Early experiments showed enough of an effect to suggest the hypothesis was right, Tyler says. But the effects weren’t huge. The next step was to amplify the effect by increasing current levels without causing pain or skin damage. Researchers at Thync, which was founded in 2011, did this in part by using pulses of electricity, rather than steady current, and operating at frequencies that don’t stimulate pain receptors.

I experienced the difference that these measures make when I tried out a conventional tDCS device side-by-side with Thync’s technology. At three or four milliamps of electrical current, conventional tDCS was quite painful. That’s why most experiments are done at around one milliamp. In contrast, I couldn’t even feel the pulses from Thync’s device at 10 milliamps.

Thync now uses conventional tDCS devices as a comparative “sham” in its experiments—people can feel it on their skin, but according to Tyler, it has no measureable effects on their mood. In the BioRxiv study, Thync reported that 77 of 82 subjects reported that the Thync device made them more relaxed than the sham did. In a smaller experiment involving 20 subjects, the company found that using its device lowered the body’s response to stress by 50 percent, as measured by the electrical properties of skin. A biological marker of stress found in saliva increased by 6 percent in people using conventional tDCS, but went down by 20 percent in those who got the Thync treatment.

Outside scientists say the study methods were basically sound, although they questioned whether the subjects might have been able to guess which was the sham treatment and might have been influenced by that. And perhaps more importantly, the study was done by the company itself and hasn’t appeared in a peer-reviewed journal.

That means Thync is really still in the same position as tDCS—its results haven’t been replicated. For now, Thync is keeping the exact properties of its vibes a secret; outside scientists will have to wait to do their own verification until Thync releases its device. “Is it even possible that their technology works? Yes, it is possible,” Widge says. “Their study is not perfect, but it’s reasonable. It’s a first step. It should be used as a springboard to do a whole bunch more investigation.”

My own informal survey suggested that the effects can vary a lot depending on the person. Two of my eight coworkers felt no calming effects at all. Four experienced mild ones; two experienced profound effects similar to what I had. One told me it’s a “letting go kind of sensation, like I could just kind of sit here.” He smiled and added, “This must be like one-15th of what people feel in opium dens. I feel super-mellow.”

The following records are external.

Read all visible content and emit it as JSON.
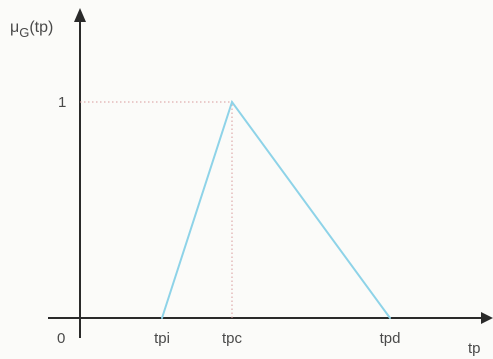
{
  "chart_data": {
    "type": "line",
    "title": "",
    "ylabel": {
      "base": "μ",
      "subscript": "G",
      "suffix": "(tp)"
    },
    "xlabel": "tp",
    "origin_label": "0",
    "x_ticks": [
      "tpi",
      "tpc",
      "tpd"
    ],
    "y_ticks": [
      {
        "label": "1",
        "value": 1
      }
    ],
    "ylim": [
      0,
      1.1
    ],
    "grid": false,
    "legend": "none",
    "series": [
      {
        "x": [
          "tpi",
          "tpc",
          "tpd"
        ],
        "y": [
          0,
          1,
          0
        ],
        "color": "#8ed3e8"
      }
    ],
    "guides": [
      {
        "from": "y-axis",
        "to_point": "tpc",
        "at_y": 1,
        "style": "dotted"
      },
      {
        "from": "x-axis",
        "to_point": "tpc",
        "at_y": 1,
        "style": "dotted"
      }
    ],
    "colors": {
      "axis": "#2a2a2a",
      "guide": "#d99a9a",
      "text": "#4a4a4a"
    }
  }
}
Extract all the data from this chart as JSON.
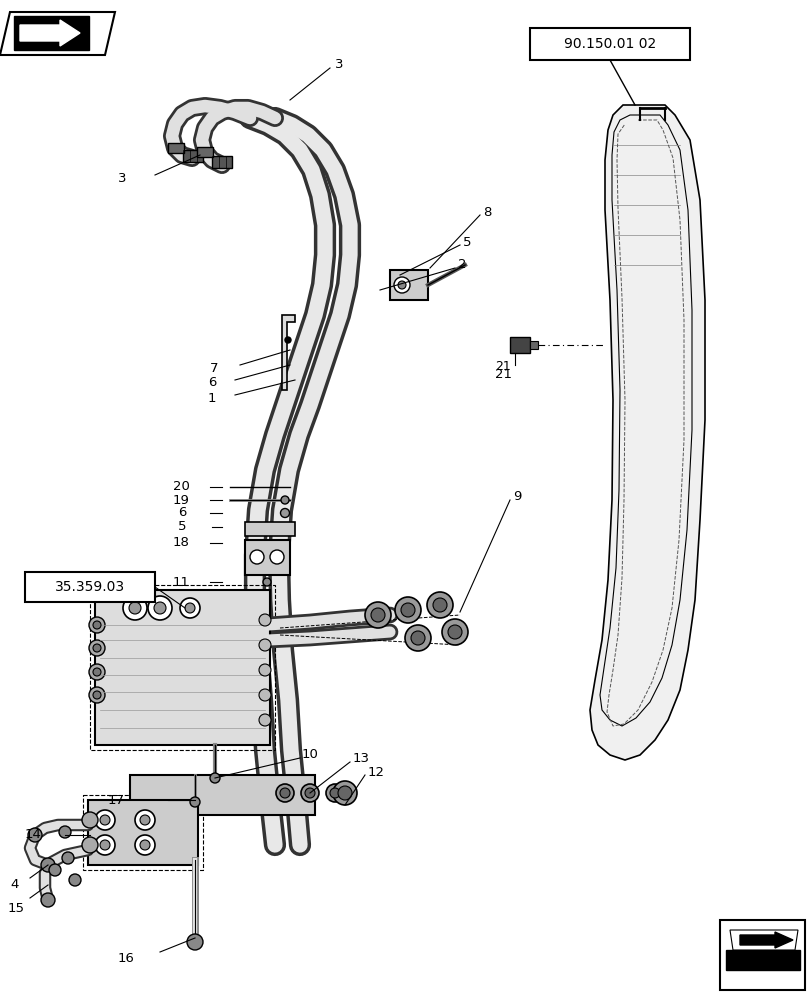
{
  "bg_color": "#ffffff",
  "line_color": "#000000",
  "ref_box1": "90.150.01 02",
  "ref_box2": "35.359.03",
  "figsize": [
    8.12,
    10.0
  ],
  "dpi": 100
}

The setting seems to matter. The calming vibe is most intense for me when I am slouched into my couch at home with the lights dimmed. When I use the device at work, the effect is much less pronounced.

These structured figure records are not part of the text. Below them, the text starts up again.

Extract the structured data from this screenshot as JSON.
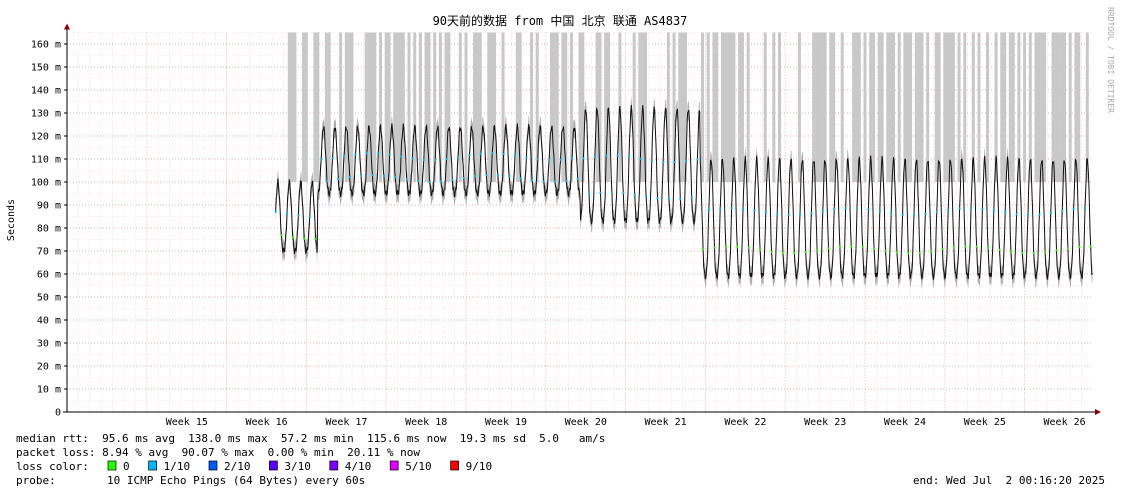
{
  "chart_data": {
    "type": "line",
    "title": "90天前的数据 from 中国 北京 联通 AS4837",
    "ylabel": "Seconds",
    "watermark": "RRDTOOL / TOBI OETIKER",
    "ylim": [
      0,
      165
    ],
    "y_ticks": [
      {
        "v": 0,
        "label": "0"
      },
      {
        "v": 10,
        "label": "10 m"
      },
      {
        "v": 20,
        "label": "20 m"
      },
      {
        "v": 30,
        "label": "30 m"
      },
      {
        "v": 40,
        "label": "40 m"
      },
      {
        "v": 50,
        "label": "50 m"
      },
      {
        "v": 60,
        "label": "60 m"
      },
      {
        "v": 70,
        "label": "70 m"
      },
      {
        "v": 80,
        "label": "80 m"
      },
      {
        "v": 90,
        "label": "90 m"
      },
      {
        "v": 100,
        "label": "100 m"
      },
      {
        "v": 110,
        "label": "110 m"
      },
      {
        "v": 120,
        "label": "120 m"
      },
      {
        "v": 130,
        "label": "130 m"
      },
      {
        "v": 140,
        "label": "140 m"
      },
      {
        "v": 150,
        "label": "150 m"
      },
      {
        "v": 160,
        "label": "160 m"
      }
    ],
    "x_range": [
      0,
      90
    ],
    "x_ticks": [
      {
        "day": 7,
        "label": "Week 15"
      },
      {
        "day": 14,
        "label": "Week 16"
      },
      {
        "day": 21,
        "label": "Week 17"
      },
      {
        "day": 28,
        "label": "Week 18"
      },
      {
        "day": 35,
        "label": "Week 19"
      },
      {
        "day": 42,
        "label": "Week 20"
      },
      {
        "day": 49,
        "label": "Week 21"
      },
      {
        "day": 56,
        "label": "Week 22"
      },
      {
        "day": 63,
        "label": "Week 23"
      },
      {
        "day": 70,
        "label": "Week 24"
      },
      {
        "day": 77,
        "label": "Week 25"
      },
      {
        "day": 84,
        "label": "Week 26"
      }
    ],
    "segments": [
      {
        "start": 18.3,
        "end": 22.0,
        "low": 70,
        "high": 100
      },
      {
        "start": 22.0,
        "end": 45.0,
        "low": 95,
        "high": 124
      },
      {
        "start": 45.0,
        "end": 55.5,
        "low": 83,
        "high": 132
      },
      {
        "start": 55.5,
        "end": 90.0,
        "low": 59,
        "high": 110
      }
    ],
    "legend": {
      "median_rtt": "median rtt:  95.6 ms avg  138.0 ms max  57.2 ms min  115.6 ms now  19.3 ms sd  5.0   am/s",
      "packet_loss": "packet loss: 8.94 % avg  90.07 % max  0.00 % min  20.11 % now",
      "loss_color_label": "loss color:",
      "loss_colors": [
        {
          "label": "0",
          "color": "#26ff00"
        },
        {
          "label": "1/10",
          "color": "#00b8ff"
        },
        {
          "label": "2/10",
          "color": "#0059ff"
        },
        {
          "label": "3/10",
          "color": "#5e00ff"
        },
        {
          "label": "4/10",
          "color": "#7e00ff"
        },
        {
          "label": "5/10",
          "color": "#dd00ff"
        },
        {
          "label": "9/10",
          "color": "#ff0000"
        }
      ],
      "probe_label": "probe:",
      "probe": "10 ICMP Echo Pings (64 Bytes) every 60s",
      "end": "end: Wed Jul  2 00:16:20 2025"
    }
  }
}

Thync says the energy vibe—which is purportedly achieved by increasing the brain’s production of norepinephrine instead of suppressing it as with the calm vibe—can make people feel like they’ve consumed 20 ounces of Red Bull, which has caffeine, sugar, and vitamin B. But it seemed to have a small effect on me, much less obvious than the effect of the calm vibe, and Thync hasn’t published detailed data to support its contention.

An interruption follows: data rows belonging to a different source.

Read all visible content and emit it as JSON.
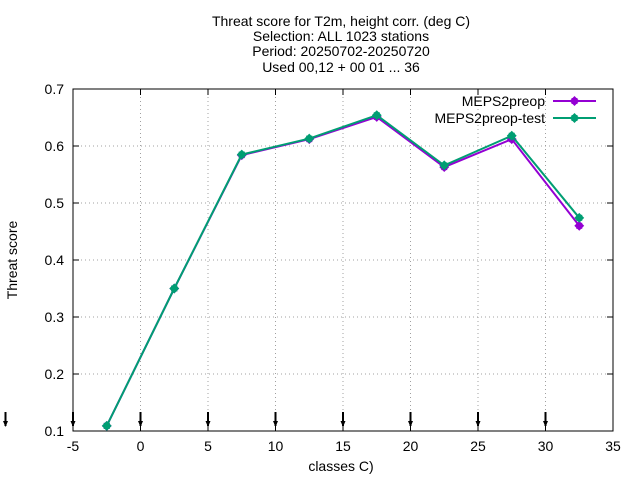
{
  "chart_data": {
    "type": "line",
    "title_lines": [
      "Threat score  for T2m, height corr. (deg C)",
      "Selection: ALL    1023 stations",
      "Period: 20250702-20250720",
      "Used 00,12 + 00 01 ... 36"
    ],
    "xlabel": "classes C)",
    "ylabel": "Threat score",
    "xlim": [
      -5,
      35
    ],
    "ylim": [
      0.1,
      0.7
    ],
    "xticks": [
      -5,
      0,
      5,
      10,
      15,
      20,
      25,
      30,
      35
    ],
    "yticks": [
      0.1,
      0.2,
      0.3,
      0.4,
      0.5,
      0.6,
      0.7
    ],
    "xtick_labels": [
      "-5",
      "0",
      "5",
      "10",
      "15",
      "20",
      "25",
      "30",
      "35"
    ],
    "ytick_labels": [
      "0.1",
      "0.2",
      "0.3",
      "0.4",
      "0.5",
      "0.6",
      "0.7"
    ],
    "grid": true,
    "legend_position": "top-right",
    "arrow_markers_x": [
      -10,
      -5,
      0,
      5,
      10,
      15,
      20,
      25,
      30
    ],
    "series": [
      {
        "name": "MEPS2preop",
        "color": "#9400d3",
        "x": [
          -2.5,
          2.5,
          7.5,
          12.5,
          17.5,
          22.5,
          27.5,
          32.5
        ],
        "y": [
          0.109,
          0.35,
          0.584,
          0.612,
          0.651,
          0.563,
          0.612,
          0.46
        ]
      },
      {
        "name": "MEPS2preop-test",
        "color": "#009e73",
        "x": [
          -2.5,
          2.5,
          7.5,
          12.5,
          17.5,
          22.5,
          27.5,
          32.5
        ],
        "y": [
          0.109,
          0.35,
          0.585,
          0.613,
          0.654,
          0.566,
          0.618,
          0.474
        ]
      }
    ]
  }
}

My conclusion is that it’s too early to tell what fraction of Thync users will feel effects. (The company also says that my tests used beta devices and software that will be improved before the product is launched.) Uncertainty about what it actually does, combined with the inherent complexities of the brain, makes simple answers difficult to come by. Is it worth giving it a try? I asked Joan Camprodon-Gimenez, director of the Laboratory for Neuropsychiatry and Neuromodulation at Massachusetts General Hospital, whether he’d recommend Thync’s calm vibe for patients suffering from anxiety disorders. He says he needs to see more research first. “That said, one of the benefits of this device is that it’s very, very safe,” he says. “That’s always encouraging. The worst-case scenario is it does nothing.”